Artenreiche Ökosysteme fördern das Gedeihen großer und schwerer Tiere. Denn in ihnen ist die Biomasseproduktion stabiler und vorhersagbarer. Aufgrund ihrer komplexen Nahrungsnetze ist die Biomasse in solchen Systemen genauso groß, wie in artenarmen Ökosystemen. Und das obwohl in den komplexeren Netzen mehr Pflanzen gefressen werden. Möglich ist dies durch die Entwicklung von Pflanzengemeinschaften, die effizienter wachsen.

Ökosysteme beruhen auf dem Prinzip des Fressens und Gefressen-Werdens. Pflanzen stehen dabei am Beginn der Nahrungskette: Sie werden von Pflanzenfressern vertilgt, die ihrerseits auf dem Speiseplan von Fleischfressern stehen. Kleinere Fleischfresser wiederum können größeren Raubtieren zum Opfer fallen. Viele der Tiere am oberen Ende der Nahrungskette sind Generalisten, die mitunter auch pflanzliche Nahrung nicht verschähen. So entstehen dichte Nahrungsnetze, in denen es viele komplexe Fraßbeziehungen gibt. Doch was passiert mit diesen Netzen, wenn die Artenvielfalt abnimmt?

Ein Team um Florian Schneider vom Senckenberg Biodiversität und Klima Forschungszentrum hat ein neues mathematisches Modell erstellt, das diese Frage zu beantworten sucht. „Wir haben am Computer 20.000 Ökosysteme und die darin ablaufenden Fraßvorgänge simuliert; von Ökosystemen mit wenigen Tier- und Pflanzenarten bis hin zu Ökosystemen mit über hundert Arten. Welche Arten und wieviele Individuen von jeder Tier- und Pflanzenart bis zum Ende überleben, ist am Anfang noch offen.
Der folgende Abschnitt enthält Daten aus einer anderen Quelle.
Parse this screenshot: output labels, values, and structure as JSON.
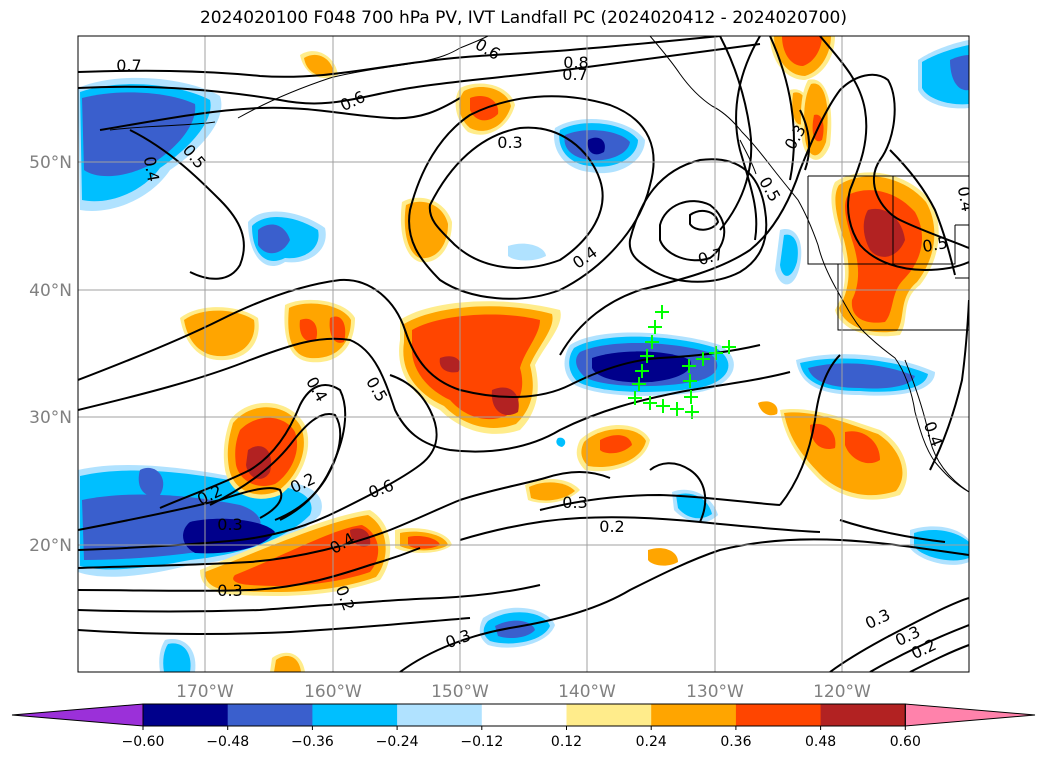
{
  "title": "2024020100 F048 700 hPa PV, IVT Landfall PC (2024020412 - 2024020700)",
  "lon_ticks": [
    "170°W",
    "160°W",
    "150°W",
    "140°W",
    "130°W",
    "120°W"
  ],
  "lat_ticks": [
    "50°N",
    "40°N",
    "30°N",
    "20°N"
  ],
  "colorbar": {
    "ticks": [
      "−0.60",
      "−0.48",
      "−0.36",
      "−0.24",
      "−0.12",
      "0.12",
      "0.24",
      "0.36",
      "0.48",
      "0.60"
    ],
    "colors": [
      "#9b30d9",
      "#00008b",
      "#3a5fcd",
      "#00bfff",
      "#b0e2ff",
      "#ffffff",
      "#ffec8b",
      "#ffa500",
      "#ff4500",
      "#b22222",
      "#ff82ab"
    ]
  },
  "contour_labels": [
    "0.7",
    "0.6",
    "0.8",
    "0.7",
    "0.6",
    "0.5",
    "0.4",
    "0.3",
    "0.4",
    "0.7",
    "0.5",
    "0.3",
    "0.5",
    "0.4",
    "0.4",
    "0.5",
    "0.6",
    "0.2",
    "0.2",
    "0.3",
    "0.4",
    "0.3",
    "0.2",
    "0.3",
    "0.2",
    "0.3",
    "0.3",
    "0.3",
    "0.2",
    "0.4"
  ]
}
Die Körpermasse einer Art ist entscheidend, denn von ihr hängt nicht nur die Fraßmenge (bei Tieren) und der Stoffwechsel ab, sondern vor allem auch die Fraßpräferenz“, erklärt Schneider.

Stabile Biomasseproduktion trotz mehr Fraßfeinden

Zur Überraschung der Forscher, produzierten die Pflanzen in komplexen Ökosystemen genauso viel Biomasse wie in Simulationen in denen die Artenvielfalt der Fraßfeinde gering war. Und das obwohl mit steigender tierischer Artenvielfalt sowohl die Menge an gefressenen Pflanzen, als auch die Zahl der sich gegenseitig fressenden Tiere zunahm. Das vereint zwei vermeintlich widersprüchliche Annahmen: Laut der einen sollen artenreiche Tiergemeinschaften die Pflanzenbiomasse fördern, indem sich die Generalisten gegenseitig dezimieren. Laut der anderen soll das Pflanzenwachstum beeinträchtigt werden, weil die vielen verschiedenen Tierarten auch eine größere Zahl an unterschiedlichen Pflanzenarten vertilgen.

In artenarmen Ökosystemen überwiegen kleinere Tiere

Im Modell der Forscher treten beide Phänomene gleichzeitig auf. Denn mit der Anzahl der Arten verändert sich auch deren Zusammensetzung. In Ökosystemen, in denen weniger verschiedene Tierarten vorkommen, überwiegen kleinere Arten mit geringerer Körpermasse. Vom Artenreichtum eines Ökosystems profitieren vor allem die großen Tiere an der Spitze der Nahrungskette. „Insgesamt ist das Gesamtgewicht der Tiere in artenreichen Ökosystemen daher höher als in artenarmen Ökosystemen“, so Schneider. „Außerdem gibt es in artenreichen Ökosystemen mehr langsam wachsende, größere Pflanzen.“

Effizienteres Pflanzenwachstum in artenreichen Ökosystemen

Das erhöht die Effizienz der komplexen Ökosysteme, denn große Pflanzen verbrauchen bei ihrem Wachstum weniger Energie, etwa durch Atmung, als kleinere Pflanzen. Daher gilt: Je artenreicher eine Tiergemeinschaft, desto energetisch effektiver ist das Wachstum der Pflanzenwelt. Zwar fressen die größeren Tiere in artenreichen Ökosystemen mehr Pflanzen. Dieser Verlust wird jedoch durch das effizientere Wachstum der großen Pflanzen wieder ausgeglichen. So bleibt die Biomasseproduktion der Pflanzen in artenreichen Ökosystemen ungefähr gleich hoch, wie in artenarmen Systemen. Davon profitieren wiederum die Tiere: Sie können in diesen Systemen zahlreicher gedeihen und mehr Biomasse bilden.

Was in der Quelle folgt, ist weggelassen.